Analogous results are available for the case when the log-ratio transformation is not full-rank. In that case the determinant \(|\varvec{\varSigma }^\psi |\) needs to be generalised to the product of its non-zero eigenvalues. This invariance (Mateu-Figueras et al. 2013) is a direct consequence of the preceding Proposition 5 and the fact that the determinant of a matrix is one of its invariants.
A.2 Spatial Results
Definition 3
(compositional random function) A vector-valued random function \({\mathbf {Z}}=[Z_1,Z_2,\ldots , Z_D]\) on a spatial domain \(\mathcal {D} \subset \mathbb {R}^p\), is called compositional if for each \(x\in \mathcal {D}\) the vector of random variables \({\mathbf {Z}}(x)=[Z_1(x),Z_2(x),\ldots , Z_D(x)]\) shows the relative importance of a set of parts forming a total of interest.
Definition 4
(regionalized composition) Given a set of locations \(\{x_1, x_2, \ldots , x_N\}\), a regionalized data set \(\{ {\mathbf {z}}_1, {\mathbf {z}}_2, \ldots , {\mathbf {z}}_N \}\) with \({\mathbf {z}}_i={\mathbf {z}}(x_i)=[z_{1}(x_i), \ldots z_{D}(x_i)]=[z_{1i}, \dots , z_{Di}]\), \(i=1,2, \ldots ,N\) is called a regionalized composition, if \(z_{ki}\) represents the relative importance of part k with respect to the set of components considered at location \(x_i\).
Proposition 7
(log-ratio representation of the spatial structure) Let \({\mathbf {Z}}=[z_{ki}]=[z_k(x_i)]\), \(k=1,2,\ldots , D\), \(i=1,2, \ldots ,N\), be a regionalized compositional data set with N locations \(x_i\) and D parts, and \(\psi (\cdot )\) be a full-rank log-ratio transformation. Then, for each lag h, the variogram of the log-ratio representation can be obtained from the empirical variation-variogram \(\hat{{\mathbf {T}}}(h)\) as \(\hat{\varvec{\varSigma }}^\psi (h) = -\frac{1}{2} \varvec{\varPsi }\cdot \hat{{\mathbf {T}}}(h)\cdot \varvec{\varPsi }^t\), or from the clr-variogram matrix as \(\hat{\varvec{\varGamma }}^\psi (h) = \varvec{\varPsi }\cdot \hat{\varvec{\varGamma }}^c(h) \cdot \varvec{\varPsi }^t\).
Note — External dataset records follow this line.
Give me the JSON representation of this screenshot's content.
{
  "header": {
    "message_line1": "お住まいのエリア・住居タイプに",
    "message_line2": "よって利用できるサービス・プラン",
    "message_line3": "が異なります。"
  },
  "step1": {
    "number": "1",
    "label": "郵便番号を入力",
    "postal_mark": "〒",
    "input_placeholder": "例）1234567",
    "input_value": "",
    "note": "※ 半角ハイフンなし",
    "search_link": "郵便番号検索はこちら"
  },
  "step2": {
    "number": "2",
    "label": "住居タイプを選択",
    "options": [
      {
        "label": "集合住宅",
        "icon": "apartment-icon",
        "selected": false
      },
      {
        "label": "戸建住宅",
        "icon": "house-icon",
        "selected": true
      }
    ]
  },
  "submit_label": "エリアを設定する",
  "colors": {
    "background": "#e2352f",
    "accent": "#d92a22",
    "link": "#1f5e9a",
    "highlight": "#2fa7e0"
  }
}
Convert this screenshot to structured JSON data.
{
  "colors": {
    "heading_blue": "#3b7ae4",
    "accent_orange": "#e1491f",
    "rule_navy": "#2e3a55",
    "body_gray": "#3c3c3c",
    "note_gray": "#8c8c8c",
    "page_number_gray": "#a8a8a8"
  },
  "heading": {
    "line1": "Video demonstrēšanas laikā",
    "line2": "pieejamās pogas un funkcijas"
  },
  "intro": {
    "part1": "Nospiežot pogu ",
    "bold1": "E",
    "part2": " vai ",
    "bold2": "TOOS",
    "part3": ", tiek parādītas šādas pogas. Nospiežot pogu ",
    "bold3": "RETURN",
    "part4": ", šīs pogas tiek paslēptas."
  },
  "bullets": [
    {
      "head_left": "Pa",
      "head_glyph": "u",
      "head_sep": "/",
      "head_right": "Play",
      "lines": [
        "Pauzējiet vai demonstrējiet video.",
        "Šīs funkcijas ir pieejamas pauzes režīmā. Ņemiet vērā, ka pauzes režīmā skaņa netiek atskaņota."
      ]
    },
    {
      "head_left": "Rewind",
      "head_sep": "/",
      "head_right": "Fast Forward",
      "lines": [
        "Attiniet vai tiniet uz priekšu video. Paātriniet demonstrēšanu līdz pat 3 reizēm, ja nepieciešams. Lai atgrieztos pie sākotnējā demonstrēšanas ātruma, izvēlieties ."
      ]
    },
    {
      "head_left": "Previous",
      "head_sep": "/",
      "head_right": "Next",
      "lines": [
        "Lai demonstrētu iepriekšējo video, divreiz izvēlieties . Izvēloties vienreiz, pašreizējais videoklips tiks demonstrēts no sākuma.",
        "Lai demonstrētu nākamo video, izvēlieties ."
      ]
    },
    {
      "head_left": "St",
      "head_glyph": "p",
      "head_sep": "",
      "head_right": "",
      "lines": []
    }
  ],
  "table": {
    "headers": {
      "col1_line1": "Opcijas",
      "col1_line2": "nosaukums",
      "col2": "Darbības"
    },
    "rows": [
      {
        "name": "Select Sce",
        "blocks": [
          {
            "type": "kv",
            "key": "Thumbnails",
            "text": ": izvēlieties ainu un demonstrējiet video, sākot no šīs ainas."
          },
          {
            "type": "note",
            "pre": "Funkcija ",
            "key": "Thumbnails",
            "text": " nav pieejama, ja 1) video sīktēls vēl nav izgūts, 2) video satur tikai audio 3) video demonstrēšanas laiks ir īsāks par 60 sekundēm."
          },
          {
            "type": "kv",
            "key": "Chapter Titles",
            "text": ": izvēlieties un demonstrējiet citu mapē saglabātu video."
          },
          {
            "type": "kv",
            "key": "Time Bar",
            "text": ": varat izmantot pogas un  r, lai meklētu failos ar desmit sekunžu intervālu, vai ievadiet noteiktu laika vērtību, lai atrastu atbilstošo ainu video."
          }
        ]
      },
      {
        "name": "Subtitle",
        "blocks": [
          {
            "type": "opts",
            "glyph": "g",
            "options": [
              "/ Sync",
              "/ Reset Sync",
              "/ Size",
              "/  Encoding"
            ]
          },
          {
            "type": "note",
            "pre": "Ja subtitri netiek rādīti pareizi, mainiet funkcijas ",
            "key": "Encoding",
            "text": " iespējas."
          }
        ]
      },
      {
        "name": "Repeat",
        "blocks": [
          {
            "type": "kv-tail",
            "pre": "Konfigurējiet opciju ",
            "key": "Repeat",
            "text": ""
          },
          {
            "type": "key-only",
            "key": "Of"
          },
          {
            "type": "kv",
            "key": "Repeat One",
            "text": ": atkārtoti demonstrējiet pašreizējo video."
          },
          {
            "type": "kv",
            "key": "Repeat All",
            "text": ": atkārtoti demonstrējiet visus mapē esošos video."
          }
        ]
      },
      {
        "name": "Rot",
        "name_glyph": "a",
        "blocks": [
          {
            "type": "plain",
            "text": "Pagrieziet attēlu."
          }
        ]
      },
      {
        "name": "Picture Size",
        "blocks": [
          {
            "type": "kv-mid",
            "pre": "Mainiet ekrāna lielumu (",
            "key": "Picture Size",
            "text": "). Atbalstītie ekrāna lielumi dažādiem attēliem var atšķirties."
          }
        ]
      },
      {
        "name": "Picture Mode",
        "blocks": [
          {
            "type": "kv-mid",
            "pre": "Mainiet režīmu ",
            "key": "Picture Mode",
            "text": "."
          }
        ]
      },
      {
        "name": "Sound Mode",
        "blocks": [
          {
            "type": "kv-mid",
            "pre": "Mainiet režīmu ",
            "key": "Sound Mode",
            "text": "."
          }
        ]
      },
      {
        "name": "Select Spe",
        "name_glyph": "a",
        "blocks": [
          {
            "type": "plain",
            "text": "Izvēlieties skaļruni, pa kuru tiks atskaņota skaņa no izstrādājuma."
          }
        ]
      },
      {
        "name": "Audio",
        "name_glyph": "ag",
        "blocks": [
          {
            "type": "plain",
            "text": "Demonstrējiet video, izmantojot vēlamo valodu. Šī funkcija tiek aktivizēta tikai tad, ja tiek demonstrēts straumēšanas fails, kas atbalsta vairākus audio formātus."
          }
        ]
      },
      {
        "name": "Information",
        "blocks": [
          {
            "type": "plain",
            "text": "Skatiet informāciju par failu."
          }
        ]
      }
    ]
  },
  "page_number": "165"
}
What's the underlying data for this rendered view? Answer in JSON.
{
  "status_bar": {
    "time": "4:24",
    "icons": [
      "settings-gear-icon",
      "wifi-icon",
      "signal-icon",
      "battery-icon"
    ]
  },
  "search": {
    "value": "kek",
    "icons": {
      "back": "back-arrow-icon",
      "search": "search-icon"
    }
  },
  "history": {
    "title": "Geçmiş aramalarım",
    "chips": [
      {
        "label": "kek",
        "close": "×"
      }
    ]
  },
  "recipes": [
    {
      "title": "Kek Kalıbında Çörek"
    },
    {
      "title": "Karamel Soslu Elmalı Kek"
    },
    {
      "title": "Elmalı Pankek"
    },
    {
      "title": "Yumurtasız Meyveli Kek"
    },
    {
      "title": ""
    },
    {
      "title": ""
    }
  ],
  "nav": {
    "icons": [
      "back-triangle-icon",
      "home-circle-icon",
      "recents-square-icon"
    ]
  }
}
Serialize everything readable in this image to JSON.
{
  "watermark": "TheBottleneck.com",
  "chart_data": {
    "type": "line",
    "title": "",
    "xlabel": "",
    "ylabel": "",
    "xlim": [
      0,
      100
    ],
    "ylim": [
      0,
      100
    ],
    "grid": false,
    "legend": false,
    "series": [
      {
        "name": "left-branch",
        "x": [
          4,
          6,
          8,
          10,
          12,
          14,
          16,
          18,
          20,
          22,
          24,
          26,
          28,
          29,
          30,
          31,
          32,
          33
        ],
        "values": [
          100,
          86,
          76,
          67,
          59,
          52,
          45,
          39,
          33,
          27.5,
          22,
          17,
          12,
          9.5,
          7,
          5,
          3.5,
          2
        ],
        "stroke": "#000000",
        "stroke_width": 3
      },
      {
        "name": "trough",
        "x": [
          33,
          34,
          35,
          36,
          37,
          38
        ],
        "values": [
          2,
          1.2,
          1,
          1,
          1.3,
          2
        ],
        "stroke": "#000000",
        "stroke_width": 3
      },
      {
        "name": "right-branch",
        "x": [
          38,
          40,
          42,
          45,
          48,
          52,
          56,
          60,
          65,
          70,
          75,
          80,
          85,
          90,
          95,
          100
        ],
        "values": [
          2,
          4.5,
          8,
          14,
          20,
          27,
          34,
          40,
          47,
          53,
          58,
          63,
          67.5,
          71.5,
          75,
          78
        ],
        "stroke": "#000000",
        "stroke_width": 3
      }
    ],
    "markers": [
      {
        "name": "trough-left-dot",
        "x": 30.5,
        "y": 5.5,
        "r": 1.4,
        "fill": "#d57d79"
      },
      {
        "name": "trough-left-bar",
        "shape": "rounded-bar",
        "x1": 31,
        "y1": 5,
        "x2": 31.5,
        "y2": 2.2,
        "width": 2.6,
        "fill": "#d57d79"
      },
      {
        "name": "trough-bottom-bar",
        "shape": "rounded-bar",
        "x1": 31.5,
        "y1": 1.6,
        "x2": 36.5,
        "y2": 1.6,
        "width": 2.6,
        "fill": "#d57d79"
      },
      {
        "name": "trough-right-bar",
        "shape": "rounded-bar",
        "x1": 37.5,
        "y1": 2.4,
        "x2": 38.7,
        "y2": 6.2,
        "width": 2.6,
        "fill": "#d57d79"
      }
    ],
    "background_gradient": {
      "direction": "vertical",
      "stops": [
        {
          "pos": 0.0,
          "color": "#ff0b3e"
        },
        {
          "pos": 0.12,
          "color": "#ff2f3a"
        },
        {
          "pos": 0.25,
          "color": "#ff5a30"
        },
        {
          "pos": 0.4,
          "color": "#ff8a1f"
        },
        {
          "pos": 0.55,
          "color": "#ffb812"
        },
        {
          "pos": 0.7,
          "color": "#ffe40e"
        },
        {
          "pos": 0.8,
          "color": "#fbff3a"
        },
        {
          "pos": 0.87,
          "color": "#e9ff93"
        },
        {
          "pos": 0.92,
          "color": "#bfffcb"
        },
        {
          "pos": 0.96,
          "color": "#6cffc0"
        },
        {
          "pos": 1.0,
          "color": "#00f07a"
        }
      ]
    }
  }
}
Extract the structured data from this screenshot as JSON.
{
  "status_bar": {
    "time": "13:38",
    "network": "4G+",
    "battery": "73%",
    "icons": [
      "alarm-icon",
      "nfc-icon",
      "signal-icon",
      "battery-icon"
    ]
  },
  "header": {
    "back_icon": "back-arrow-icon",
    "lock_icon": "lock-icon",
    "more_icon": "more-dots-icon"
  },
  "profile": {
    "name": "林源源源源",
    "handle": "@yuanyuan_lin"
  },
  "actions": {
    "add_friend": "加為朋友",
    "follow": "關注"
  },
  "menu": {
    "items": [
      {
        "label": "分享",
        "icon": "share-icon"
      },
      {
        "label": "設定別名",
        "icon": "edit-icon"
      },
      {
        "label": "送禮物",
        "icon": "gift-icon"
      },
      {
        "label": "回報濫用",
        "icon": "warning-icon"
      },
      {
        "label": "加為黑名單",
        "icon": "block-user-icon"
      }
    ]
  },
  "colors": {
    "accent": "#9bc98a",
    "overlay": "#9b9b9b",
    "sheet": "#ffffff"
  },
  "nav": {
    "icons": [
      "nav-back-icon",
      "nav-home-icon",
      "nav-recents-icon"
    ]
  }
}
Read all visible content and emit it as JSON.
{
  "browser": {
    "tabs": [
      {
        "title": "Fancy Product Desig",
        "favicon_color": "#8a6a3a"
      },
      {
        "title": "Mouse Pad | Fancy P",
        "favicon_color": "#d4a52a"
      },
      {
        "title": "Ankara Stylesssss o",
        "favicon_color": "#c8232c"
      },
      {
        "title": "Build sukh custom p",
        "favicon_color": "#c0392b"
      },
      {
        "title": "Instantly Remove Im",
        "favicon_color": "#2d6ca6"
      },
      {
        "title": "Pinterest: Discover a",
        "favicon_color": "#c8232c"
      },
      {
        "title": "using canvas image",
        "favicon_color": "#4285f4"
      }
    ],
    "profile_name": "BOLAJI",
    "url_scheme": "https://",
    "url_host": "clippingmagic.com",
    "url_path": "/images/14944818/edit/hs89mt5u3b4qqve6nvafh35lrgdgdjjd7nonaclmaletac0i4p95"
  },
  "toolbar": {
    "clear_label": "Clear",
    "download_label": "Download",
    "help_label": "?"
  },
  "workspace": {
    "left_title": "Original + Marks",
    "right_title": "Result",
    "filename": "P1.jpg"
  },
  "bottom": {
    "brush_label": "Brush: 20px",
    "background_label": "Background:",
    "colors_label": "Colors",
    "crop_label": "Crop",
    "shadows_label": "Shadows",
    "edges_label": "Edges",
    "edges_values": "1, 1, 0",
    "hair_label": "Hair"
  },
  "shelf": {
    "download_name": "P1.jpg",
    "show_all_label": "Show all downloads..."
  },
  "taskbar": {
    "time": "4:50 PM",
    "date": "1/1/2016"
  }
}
This is a direct consequence of Propositions 3 and 4.
Proposition 8
(equivalence of the spatial structure) Let \({\mathbf {Z}}=[z_{kn}]=[z_k(x_n)]\), \(k=1,2,\ldots , D\), \(n=1,2, \ldots ,N\), be a regionalized compositional data set with N locations \(x_n\) and D parts, and let \(\psi _1(\cdot )\) and \(\psi _2(\cdot )\) be two full-rank log-ratio transformations. Then, for each lag h, the empirical variograms \(\hat{\varvec{\varGamma }}^{\psi _1}(h)\) and \(\hat{\varvec{\varGamma }}^{\psi _2}(h)\) are related through the linear relationship
$$\begin{aligned} \hat{\varvec{\varGamma }}^{\psi _2}(h) = {\mathbf {A}}_{12}\cdot \hat{\varvec{\varGamma }}^{\psi _1}(h) \cdot {\mathbf {A}}_{12}^t, \end{aligned}$$
(33)
with matrix \({\mathbf {A}}_{12}=\varvec{\varPsi }_2\cdot \varvec{\varPsi }_1^-\) square and invertible.
Proof
From Proposition 7 it follows that \(\hat{\varvec{\varGamma }}^{\psi _2}(h)= \varvec{\varPsi }_2 \cdot \hat{\varvec{\varGamma }}^c(h) \cdot \varvec{\varPsi }_2^t\); and because of Eq. (20), \(\hat{\varvec{\varGamma }}^c(h)= \varvec{\varPsi }_1^{-} \cdot \hat{\varvec{\varGamma }}^{\psi _1}(h) \cdot \varvec{\varPsi }_1^{-t}\). Therefore
$$\begin{aligned} \hat{\varvec{\varGamma }}^{\psi _2}(h)= \varvec{\varPsi }_2 \cdot \varvec{\varPsi }_1^{-} \cdot \hat{\varvec{\varGamma }}^{\psi _1}(h) \cdot \varvec{\varPsi }_1^{-t} \cdot \varvec{\varPsi }_2^t, \end{aligned}$$
which proves the desired equality because \({\mathbf {A}}_{12}^t=\varvec{\varPsi }_1^{-t}\cdot \varvec{\varPsi }_2^t\). \(\square \)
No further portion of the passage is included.